Whey is the liquid part of milk that remains after curdling and straining it. It’s a byproduct of making cheese, and it’s also the liquid that floats on top of your yogurt. So, even if you don’t make cheese, you can easily obtain whey from either a homemade yogurt or a store bought one. To get more whey from your yogurt, you can let it slowly strain through a tightly woven cheesecloth over a bowl. You’ll end up with a thick yogurt or yogurt cheese in the cloth, and liquid whey in the bowl below.
Are you vegan or prefer not to use whey?
From what I understand, you should also be able to make a fermented ketchup using the liquid from fermented veggies such as sauerkraut.
Personalizing this recipe
My husband hates cloves, so I decided to split up the recipe and make half of it according to the recipe, and half without the cloves, which I substituted with some onion powder. I thought I would like the half without them better, but I have to admit that once the fermentation process was over, I liked Hayley’s recipe better. It’s different than the ketchup I was buying, but not as different as I thought it would be, and it is really good.
Making homemade ketchup without cloves was pretty much unnecessary as I found that my husband rarely uses ketchup and never got around to trying either. So to this point, I have no official comment from him.
As for my son?

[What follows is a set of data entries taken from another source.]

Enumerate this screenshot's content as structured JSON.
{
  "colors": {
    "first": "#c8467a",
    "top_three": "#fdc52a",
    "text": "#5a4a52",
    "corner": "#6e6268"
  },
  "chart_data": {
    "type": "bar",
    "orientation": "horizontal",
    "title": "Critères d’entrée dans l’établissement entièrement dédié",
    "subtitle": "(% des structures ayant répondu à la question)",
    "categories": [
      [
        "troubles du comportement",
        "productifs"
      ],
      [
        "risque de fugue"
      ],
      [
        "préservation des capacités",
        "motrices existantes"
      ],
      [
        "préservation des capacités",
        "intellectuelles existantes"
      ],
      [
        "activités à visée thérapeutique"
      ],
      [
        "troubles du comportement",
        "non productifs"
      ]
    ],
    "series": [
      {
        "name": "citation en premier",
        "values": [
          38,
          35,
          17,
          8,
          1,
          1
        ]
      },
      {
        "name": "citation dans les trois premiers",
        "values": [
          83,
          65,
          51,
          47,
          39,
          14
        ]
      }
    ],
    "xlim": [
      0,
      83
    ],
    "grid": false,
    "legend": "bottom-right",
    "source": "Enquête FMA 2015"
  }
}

Well, he liked the homemade ketchup, and happily ate it, but did say he prefers the organic ketchup I buy now. The store bought ketchup has a mix of spices and herbs that include celery powder, onion and garlic powder, etc. For my next batch, I plan on trying to make a spice blend more similar to the ketchup he already loves. If I come up with a successful blend, I’ll update the post with my alternative recipe in the notes section. If not, I may use Hayley’s tip and try fermenting the ketchup my son’s already used to eating. 🙂
Enough chatting! Let’s make some!
Homemade Fermented Ketchup
Easy, Homemade Fermented Ketchup: Fermented Foods at Every Meal
Makes around 3 cups.
- 2 cups tomato paste
- 1/4 cup honey or maple syrup (80g), or sugar (50g)
- 6 Tbsp. whey
- 2 Tbp. apple cider vinegar
- 1 tsp. unrefined sea salt
- 1 tsp. allspice ground
- 1/2 tsp. ground cloves
- Mix the tomato paste and honey in a bowl.
- Whisk in 1/4 cup (60ml) of the whey, vinegar, salt, allspice, and cloves. Continue blending until all the ingredients are evenly dispersed and the mixture is smooth.
- Spoon the homemade ketchup into a glass jar, top with the remaining (28ml) whey, and cover with cheesecloth secured with a rubber band or string. Let sit undisturbed at room temperature out of direct sunlight, for 3 days.
- After 3 days, uncover the ketchup and stir it throroughly. Cover with an airtight lid and transfer to the refrigerator for storage. You can use it immediately, or store it in the refrigerator for several months.
When fermenting your bbq sauce recipe do you add the whey in the sauce and some on top, ferment like the ketchup recipe.
Tracy Ariza, DDS
I actually haven’t tried that yet, but, yes, it should work in the same way!